Abstract:
Communications that are encrypted, such as HTTPS, TLS, and VPN, have become popular tools for ensuring privacy;
yet, they can be used for hiding malicious payloads, making intrusion detection more challenging. This study proposes a
machine learning framework for the classification of malicious encrypted communications using flow-based and temporal
characteristics. Public datasets containing network traffic captures were used for testing and validating the framework.
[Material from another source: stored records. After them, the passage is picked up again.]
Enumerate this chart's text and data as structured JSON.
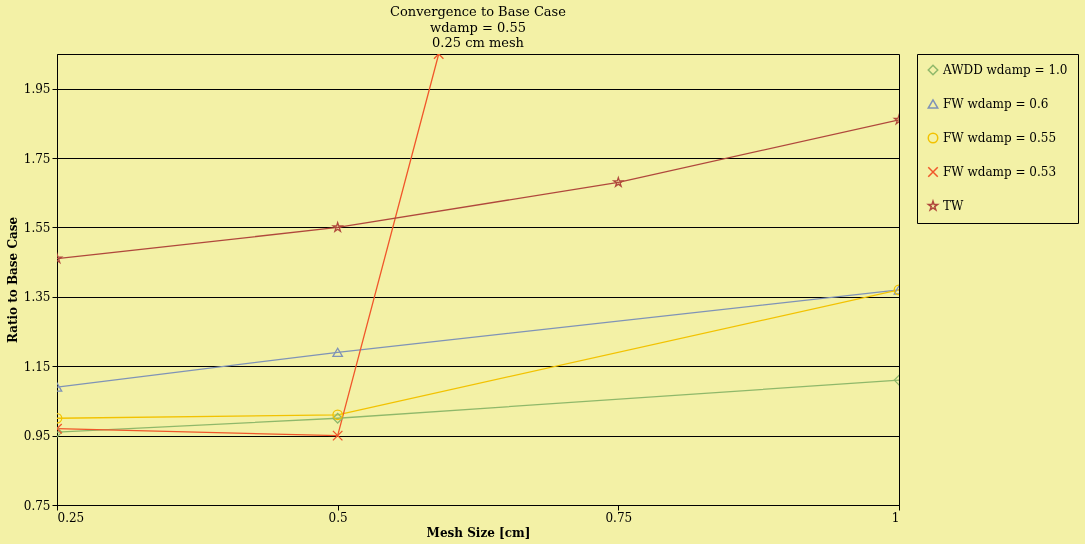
{
  "chart_data": {
    "type": "line",
    "title": "Convergence to Base Case",
    "subtitle": "wdamp = 0.55\n0.25 cm mesh",
    "xlabel": "Mesh Size [cm]",
    "ylabel": "Ratio to Base Case",
    "x": [
      0.25,
      0.5,
      1
    ],
    "xlim": [
      0.25,
      1
    ],
    "xticks": [
      0.25,
      0.5,
      0.75,
      1
    ],
    "ylim": [
      0.75,
      2.05
    ],
    "yticks": [
      0.75,
      0.95,
      1.15,
      1.35,
      1.55,
      1.75,
      1.95
    ],
    "grid": "y",
    "legend": "right",
    "series": [
      {
        "name": "AWDD wdamp = 1.0",
        "color": "#8fb86a",
        "marker": "diamond",
        "values": [
          0.96,
          1.0,
          1.11
        ]
      },
      {
        "name": "FW wdamp = 0.6",
        "color": "#7f93b7",
        "marker": "triangle",
        "values": [
          1.09,
          1.19,
          1.37
        ]
      },
      {
        "name": "FW wdamp = 0.55",
        "color": "#f2c200",
        "marker": "circle",
        "values": [
          1.0,
          1.01,
          1.37
        ]
      },
      {
        "name": "FW wdamp = 0.53",
        "color": "#f0562a",
        "marker": "cross",
        "x": [
          0.25,
          0.5,
          0.59
        ],
        "values": [
          0.97,
          0.95,
          2.05
        ]
      },
      {
        "name": "TW",
        "color": "#b0483c",
        "marker": "star",
        "x": [
          0.25,
          0.5,
          0.75,
          1
        ],
        "values": [
          1.46,
          1.55,
          1.68,
          1.86
        ]
      }
    ]
  }
}
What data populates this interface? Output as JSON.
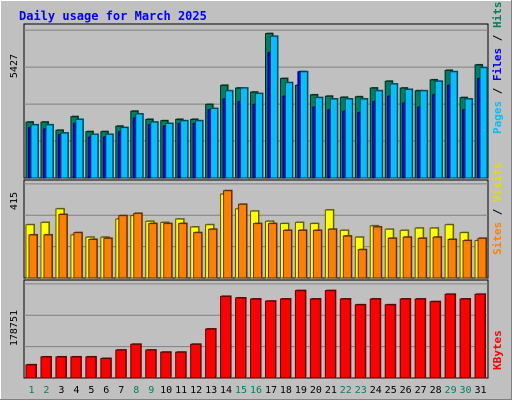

The benign and malicious flows were converted to flow-based features using Scapy and CICFlowMeter tools. Feature
importance was used to select the most important features for the framework. Three machine learning models were trained
and tested using the datasets: Random Forest, XGBoost, and linear Support Vector Machine (SVM). Stratified train/test
split, cross-validation, and family disjoint were used for testing and validating the models. The Random Forest model
was found to have achieved nearly perfect accuracy for both training and testing sets, approximately 100%, and a high
accuracy of approximately 92% using cross-validation. Overfitting was minimal for the Random Forest model, whereas
XGBoost was found to have overfitting issues and SVM had moderate accuracy, approximately 72%. This study suggests
that the proposed framework can be used for reliably detecting malicious encrypted communications, including those
that were not used in the training process. SHAP was used to analyze the explainability of the framework and identify
the most important flow characteristics that were responsible for the decision-making process. The proposed framework
is computationally efficient and was tested using real-world datasets, making it suitable for practical applications in
network security